|Manasa is generally
identified with the sister of the serpent king Vasuki who was married to the hermit Jarut
Karu and became the mother of Astika, and according to the Mahabharata was to save the
Nagas from being exterminated by the snake- goddess. This however, seems to occupy a
somewhat indefinite position in the Brahmanical pantheon. Although serpent worship was
associated with Brahmanic religion from a remote time, the name of the goddess Manasa does
not seem to appear in the early literature. It therefore leads one to the belief that
Manasa is not a goddess with a Vedic and Puranic past, but assimilation from outside.

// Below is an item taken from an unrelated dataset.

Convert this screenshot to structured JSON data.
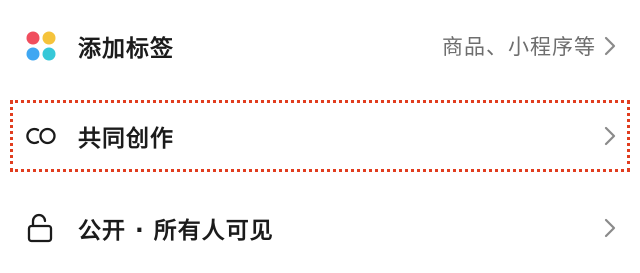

Professor Kshitimohan Sen suggests that Manasa obtained her semi - Sanskritised name from
the South-Indian snake goddess Mancamma. On this ground, Bhattasali concludes that the
cult of Manasa was imported to Eastern India from the south. He, however, seems to forget
the fact that snake - worship is more widely distributed and developed in more interesting
forms, among the various tribes of Assam. Among the Khasis of Assam the most remarkable
form of serpent-worship is that of U Thlen, a gigantic snake which demands to be appeased
by the sacrifice of human victims, and for whose sake murders have been committed; even in
recent times."23 In Manipur, which preserves the Mahabharata tradition of being the
seat of the Naga king Citravahana, whose daughter Citrangada was married to Arjuna, even
at the present day, the ancestral god of the royal family is a snake called Pakhangba. The
Rabhas worship a serpent God which once dwelt in a cave and was propitiated by the annual
sacrifice of a boy and a girl.24
23. Gurdon: The Khasis, pp. 98 ff., 175 ff., Census
of India 1901, Assam, Pt. 1, p. 49.
24. Census of India, 1911, Assam, Pt. I, p. 145.